Female chefs haven't always gotten the notoriety as their male counterparts. Many people know TV personalities like Bobby Flay, Emeril Lagasse, and the bombastic personality of Gordon Ramsay of the TV series Hell's Kitchen.
But some female chefs have been asking why men are getting attention and notoriety, and what women can do to become better known outside culinary circles.
The issue became a flashpoint in November after TIME Magazine published a cover story called "The 13 Gods of Food," none of which was a female chef. At a luncheon at Rialto Wednesday, several top women in the food industry gathered to discuss just that.
Jody Adams, James Beard Award winner and chef/owner of Rialto in Cambridge and Trade in the financial district of Boston.

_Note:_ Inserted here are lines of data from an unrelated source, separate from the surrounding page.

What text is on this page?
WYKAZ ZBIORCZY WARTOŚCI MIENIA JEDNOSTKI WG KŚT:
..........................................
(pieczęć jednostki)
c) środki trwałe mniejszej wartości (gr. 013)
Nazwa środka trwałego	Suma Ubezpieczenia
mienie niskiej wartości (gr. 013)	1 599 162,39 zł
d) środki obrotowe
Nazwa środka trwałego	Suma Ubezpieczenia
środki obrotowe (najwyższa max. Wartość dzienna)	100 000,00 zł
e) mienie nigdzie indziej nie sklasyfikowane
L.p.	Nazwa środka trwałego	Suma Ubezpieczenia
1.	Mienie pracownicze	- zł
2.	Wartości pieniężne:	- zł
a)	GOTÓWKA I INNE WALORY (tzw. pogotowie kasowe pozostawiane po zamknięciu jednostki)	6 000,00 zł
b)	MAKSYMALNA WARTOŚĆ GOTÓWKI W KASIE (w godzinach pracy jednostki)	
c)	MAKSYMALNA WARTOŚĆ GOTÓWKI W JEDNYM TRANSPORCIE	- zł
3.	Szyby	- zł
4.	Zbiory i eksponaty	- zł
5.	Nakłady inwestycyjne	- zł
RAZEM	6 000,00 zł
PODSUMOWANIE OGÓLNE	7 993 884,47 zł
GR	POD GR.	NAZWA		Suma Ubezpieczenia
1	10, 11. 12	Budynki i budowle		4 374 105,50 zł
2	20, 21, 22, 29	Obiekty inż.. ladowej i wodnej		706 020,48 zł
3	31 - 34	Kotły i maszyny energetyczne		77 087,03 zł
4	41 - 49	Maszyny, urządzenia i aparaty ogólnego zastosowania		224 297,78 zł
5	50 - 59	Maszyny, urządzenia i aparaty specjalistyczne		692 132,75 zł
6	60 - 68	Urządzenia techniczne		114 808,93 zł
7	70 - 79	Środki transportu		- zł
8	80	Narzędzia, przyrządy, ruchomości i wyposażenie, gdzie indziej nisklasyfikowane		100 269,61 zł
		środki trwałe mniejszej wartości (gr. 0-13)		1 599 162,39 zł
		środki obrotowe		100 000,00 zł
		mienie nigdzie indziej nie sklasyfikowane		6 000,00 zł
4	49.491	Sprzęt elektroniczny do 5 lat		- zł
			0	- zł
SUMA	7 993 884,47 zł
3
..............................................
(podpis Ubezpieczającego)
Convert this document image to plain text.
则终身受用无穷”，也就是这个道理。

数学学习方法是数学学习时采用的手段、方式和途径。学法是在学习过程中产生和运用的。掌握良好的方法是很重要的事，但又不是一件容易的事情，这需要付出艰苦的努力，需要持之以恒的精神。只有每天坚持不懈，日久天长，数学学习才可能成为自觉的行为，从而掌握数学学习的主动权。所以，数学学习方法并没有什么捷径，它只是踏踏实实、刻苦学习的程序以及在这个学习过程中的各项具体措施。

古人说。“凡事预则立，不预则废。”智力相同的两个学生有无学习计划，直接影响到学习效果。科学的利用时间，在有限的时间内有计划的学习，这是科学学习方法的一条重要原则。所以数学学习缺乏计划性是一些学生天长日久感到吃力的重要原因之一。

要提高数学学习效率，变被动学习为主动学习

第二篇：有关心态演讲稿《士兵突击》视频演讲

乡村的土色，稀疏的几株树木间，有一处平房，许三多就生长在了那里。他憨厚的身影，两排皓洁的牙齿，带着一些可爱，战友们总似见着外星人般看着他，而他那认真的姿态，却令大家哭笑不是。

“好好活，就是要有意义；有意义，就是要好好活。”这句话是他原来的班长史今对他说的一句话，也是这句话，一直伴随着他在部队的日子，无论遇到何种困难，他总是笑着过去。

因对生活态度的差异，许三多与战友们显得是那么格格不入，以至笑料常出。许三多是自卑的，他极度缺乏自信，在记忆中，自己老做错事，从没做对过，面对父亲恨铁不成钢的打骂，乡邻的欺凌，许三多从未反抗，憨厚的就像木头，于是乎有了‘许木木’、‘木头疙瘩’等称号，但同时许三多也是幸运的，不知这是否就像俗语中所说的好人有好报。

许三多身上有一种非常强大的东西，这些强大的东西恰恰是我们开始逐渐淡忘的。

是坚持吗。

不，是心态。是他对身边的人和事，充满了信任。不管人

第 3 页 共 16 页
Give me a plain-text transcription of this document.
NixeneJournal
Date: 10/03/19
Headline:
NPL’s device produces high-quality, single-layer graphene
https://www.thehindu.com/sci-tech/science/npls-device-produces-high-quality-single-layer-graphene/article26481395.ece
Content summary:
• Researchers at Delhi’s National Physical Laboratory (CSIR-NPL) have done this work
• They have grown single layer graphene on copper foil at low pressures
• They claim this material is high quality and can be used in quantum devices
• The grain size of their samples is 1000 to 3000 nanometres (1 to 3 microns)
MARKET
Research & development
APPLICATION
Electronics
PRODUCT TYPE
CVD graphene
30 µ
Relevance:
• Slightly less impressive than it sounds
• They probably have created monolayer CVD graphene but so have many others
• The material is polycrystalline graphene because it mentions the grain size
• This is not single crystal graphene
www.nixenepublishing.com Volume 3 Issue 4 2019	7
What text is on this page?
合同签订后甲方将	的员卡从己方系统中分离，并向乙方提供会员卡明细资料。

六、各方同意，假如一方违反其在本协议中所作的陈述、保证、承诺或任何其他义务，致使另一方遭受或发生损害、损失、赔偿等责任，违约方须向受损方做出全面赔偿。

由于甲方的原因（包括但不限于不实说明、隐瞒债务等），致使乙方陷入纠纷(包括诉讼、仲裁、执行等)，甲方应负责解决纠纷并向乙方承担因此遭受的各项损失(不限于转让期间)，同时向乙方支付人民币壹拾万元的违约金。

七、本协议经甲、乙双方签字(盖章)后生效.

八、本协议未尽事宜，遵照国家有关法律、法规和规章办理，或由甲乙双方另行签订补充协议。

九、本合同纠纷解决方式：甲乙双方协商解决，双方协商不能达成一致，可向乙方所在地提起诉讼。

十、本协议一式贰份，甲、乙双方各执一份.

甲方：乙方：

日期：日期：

Cognoscenti "But here’s why I think men tend to get more attention: It’s easier to write about them. Men make better copy. Men are more willing to say outrageous and eminently quotable things ... When you interview women, many will talk about their amazing teams and their inspiring mentors. Male chefs talk more about themselves."
TIME "'Gods of Food' have their own roles in working the magical thinking and eating that reaches our dinner tables."
TIME "But if you scroll through any list of top chefs or restaurants and you find remarkably few females: the San Pellegrino list of the World’s 50 Best Restaurants has two, both of whom are one half of a male-female team. Of the seven New York City restaurants most recently honored with three stars by Michelin, none have female chefs. The last seven Outstanding Chef awards from the James Beard Foundation have gone to men."
This segment aired on March 5, 2014.